I remember the long trek to Florida during the early 1970s when my parents would meet friends for summer vacation. We owned a gray Volkswagen Beetle that didn’t have air conditioning, but we all rolled up our windows once we hit Birmingham, Alabama because the air was more than offensive to the nose—it was positively noxious, so much so that city residents had days in which they were warned not to come outdoors.
Most people think of Pittsburgh when they think of the steel industry, but Birmingham is located in close proximity to where the primary ingredients of steel are abundant. Industry has cleaned up its act to some extent since the 60s and 70s, but the city remains one of the worst offenders for particulate pollution in the nation, and the sources of pollution today continue to be primarily from the steel and iron industry.

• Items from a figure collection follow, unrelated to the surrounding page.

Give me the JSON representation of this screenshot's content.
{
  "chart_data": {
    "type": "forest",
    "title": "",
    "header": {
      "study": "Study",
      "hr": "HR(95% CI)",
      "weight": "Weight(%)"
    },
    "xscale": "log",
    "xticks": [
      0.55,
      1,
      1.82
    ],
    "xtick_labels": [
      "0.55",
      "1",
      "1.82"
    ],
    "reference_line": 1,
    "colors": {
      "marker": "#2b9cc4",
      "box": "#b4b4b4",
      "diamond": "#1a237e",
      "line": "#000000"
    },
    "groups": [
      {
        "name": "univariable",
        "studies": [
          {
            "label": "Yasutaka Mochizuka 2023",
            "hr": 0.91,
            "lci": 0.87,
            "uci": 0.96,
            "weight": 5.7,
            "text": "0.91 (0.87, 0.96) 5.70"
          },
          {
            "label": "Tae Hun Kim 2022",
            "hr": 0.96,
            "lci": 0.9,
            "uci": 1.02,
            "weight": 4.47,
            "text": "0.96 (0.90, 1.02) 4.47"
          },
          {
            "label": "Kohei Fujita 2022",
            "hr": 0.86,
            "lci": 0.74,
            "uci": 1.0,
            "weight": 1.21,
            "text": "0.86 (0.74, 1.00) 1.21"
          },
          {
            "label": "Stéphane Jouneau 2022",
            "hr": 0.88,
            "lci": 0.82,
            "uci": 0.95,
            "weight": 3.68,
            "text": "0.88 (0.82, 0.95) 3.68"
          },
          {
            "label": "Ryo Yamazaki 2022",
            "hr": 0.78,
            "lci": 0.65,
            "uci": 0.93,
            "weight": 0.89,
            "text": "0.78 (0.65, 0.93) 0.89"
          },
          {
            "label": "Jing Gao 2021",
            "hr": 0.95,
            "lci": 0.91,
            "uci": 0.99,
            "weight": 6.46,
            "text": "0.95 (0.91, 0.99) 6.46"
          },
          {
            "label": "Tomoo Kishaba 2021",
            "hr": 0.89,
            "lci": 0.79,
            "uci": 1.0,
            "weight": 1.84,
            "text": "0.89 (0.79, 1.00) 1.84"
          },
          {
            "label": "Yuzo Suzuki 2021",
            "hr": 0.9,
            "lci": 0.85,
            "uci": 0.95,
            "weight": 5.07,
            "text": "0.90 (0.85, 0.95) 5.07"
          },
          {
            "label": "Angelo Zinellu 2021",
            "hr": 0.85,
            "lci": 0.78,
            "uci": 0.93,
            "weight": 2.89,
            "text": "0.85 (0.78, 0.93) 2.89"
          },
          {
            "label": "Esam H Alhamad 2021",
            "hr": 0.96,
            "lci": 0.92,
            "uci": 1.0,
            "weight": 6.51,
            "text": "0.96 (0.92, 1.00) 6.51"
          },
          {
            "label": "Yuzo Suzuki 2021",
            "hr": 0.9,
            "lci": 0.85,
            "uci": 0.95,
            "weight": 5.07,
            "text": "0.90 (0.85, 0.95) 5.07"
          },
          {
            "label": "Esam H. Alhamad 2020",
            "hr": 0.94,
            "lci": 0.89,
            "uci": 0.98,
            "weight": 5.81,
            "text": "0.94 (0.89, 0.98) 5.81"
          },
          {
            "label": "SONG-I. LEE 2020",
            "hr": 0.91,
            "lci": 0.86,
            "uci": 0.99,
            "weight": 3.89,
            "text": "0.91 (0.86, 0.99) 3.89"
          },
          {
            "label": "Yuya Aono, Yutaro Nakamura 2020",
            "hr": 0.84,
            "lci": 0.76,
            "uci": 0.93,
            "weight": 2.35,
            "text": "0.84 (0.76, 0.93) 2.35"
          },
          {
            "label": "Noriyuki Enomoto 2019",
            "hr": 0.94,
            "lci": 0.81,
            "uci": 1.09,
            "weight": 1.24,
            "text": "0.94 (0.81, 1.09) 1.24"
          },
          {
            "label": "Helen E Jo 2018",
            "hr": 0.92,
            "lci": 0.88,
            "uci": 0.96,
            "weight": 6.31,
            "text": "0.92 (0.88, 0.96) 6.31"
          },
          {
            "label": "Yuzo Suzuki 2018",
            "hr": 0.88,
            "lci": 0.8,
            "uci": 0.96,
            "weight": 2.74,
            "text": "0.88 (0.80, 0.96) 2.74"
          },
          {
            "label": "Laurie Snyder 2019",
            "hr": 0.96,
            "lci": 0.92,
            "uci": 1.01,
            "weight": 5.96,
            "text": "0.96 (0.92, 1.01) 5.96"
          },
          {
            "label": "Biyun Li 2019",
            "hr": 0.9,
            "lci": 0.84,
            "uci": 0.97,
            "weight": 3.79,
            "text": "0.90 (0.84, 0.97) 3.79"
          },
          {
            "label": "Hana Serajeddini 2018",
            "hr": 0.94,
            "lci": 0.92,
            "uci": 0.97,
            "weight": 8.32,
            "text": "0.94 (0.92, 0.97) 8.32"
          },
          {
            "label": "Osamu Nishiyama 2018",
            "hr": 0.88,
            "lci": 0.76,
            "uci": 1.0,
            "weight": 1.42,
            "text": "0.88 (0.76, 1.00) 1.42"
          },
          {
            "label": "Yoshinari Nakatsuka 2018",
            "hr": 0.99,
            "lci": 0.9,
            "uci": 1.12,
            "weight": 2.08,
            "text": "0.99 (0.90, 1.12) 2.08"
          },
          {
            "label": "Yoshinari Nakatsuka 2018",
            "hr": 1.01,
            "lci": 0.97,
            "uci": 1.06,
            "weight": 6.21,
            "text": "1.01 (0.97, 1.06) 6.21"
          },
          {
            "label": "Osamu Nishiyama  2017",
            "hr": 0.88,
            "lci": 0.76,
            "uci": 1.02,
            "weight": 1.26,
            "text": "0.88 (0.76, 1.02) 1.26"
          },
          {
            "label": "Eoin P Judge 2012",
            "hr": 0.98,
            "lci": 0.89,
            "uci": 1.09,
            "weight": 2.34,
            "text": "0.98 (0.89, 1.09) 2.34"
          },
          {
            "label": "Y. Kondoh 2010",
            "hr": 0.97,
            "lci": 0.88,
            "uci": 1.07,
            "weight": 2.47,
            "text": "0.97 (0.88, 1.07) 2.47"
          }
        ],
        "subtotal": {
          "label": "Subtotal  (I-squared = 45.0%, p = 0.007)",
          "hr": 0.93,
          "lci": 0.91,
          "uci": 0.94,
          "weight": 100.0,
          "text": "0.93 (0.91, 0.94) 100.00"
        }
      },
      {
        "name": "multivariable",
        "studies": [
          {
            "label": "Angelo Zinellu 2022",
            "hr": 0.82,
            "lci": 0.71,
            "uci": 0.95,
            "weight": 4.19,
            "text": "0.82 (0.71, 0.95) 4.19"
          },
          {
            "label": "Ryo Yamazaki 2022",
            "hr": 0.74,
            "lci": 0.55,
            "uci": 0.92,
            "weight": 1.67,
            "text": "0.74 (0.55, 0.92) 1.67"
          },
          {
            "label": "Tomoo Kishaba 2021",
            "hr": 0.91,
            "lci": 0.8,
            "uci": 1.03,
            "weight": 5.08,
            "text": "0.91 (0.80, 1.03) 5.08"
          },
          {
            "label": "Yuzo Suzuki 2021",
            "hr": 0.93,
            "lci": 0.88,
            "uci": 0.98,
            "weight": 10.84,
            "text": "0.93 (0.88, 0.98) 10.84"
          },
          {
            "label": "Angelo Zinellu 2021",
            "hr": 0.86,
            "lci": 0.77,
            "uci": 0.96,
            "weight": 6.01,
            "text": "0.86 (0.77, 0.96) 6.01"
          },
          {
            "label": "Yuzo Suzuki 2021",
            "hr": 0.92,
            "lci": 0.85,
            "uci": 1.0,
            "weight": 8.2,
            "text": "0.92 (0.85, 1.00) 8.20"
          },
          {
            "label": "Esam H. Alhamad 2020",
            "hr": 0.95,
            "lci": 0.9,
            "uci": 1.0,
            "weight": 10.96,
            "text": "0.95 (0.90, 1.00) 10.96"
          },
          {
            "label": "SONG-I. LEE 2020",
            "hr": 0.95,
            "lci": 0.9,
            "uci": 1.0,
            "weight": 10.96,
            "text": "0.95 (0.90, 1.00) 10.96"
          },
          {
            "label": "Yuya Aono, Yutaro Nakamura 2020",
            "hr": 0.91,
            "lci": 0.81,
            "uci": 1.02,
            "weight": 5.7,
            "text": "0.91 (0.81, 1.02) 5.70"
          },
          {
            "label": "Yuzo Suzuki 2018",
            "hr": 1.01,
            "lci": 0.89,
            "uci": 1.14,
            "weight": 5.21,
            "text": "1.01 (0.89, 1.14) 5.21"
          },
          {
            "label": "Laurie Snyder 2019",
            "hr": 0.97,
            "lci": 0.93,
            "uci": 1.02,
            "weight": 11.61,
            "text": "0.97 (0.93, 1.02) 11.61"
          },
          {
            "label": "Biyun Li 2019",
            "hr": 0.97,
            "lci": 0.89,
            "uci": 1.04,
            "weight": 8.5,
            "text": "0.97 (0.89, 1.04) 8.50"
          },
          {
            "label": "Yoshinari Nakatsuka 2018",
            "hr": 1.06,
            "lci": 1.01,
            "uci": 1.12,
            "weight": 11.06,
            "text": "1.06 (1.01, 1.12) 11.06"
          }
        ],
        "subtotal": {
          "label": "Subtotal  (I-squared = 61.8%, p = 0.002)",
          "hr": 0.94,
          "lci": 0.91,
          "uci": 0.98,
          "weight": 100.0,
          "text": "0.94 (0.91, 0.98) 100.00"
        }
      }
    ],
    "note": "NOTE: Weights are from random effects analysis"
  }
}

I thought about all of this when I ran across a press release regarding research that suggests that the industrial contributions to the state of our air are more detrimental to the health of children than the exhaust from transportation vehicles.
If you look at the American Lung Association’s online map of cities with bad air quality due to year-round particulates, it’s easy to see that many of them are industrial areas. Now, granted, the pollution in La Plata, Argentina (where the research took place) is petrochemical, and thus involves different particulates than we’d see generated by much of the industry in the United States. It’s still food for thought. Respiratory symptoms were found in up to a third of children living in the industrial areas, and that is far from inconsequential.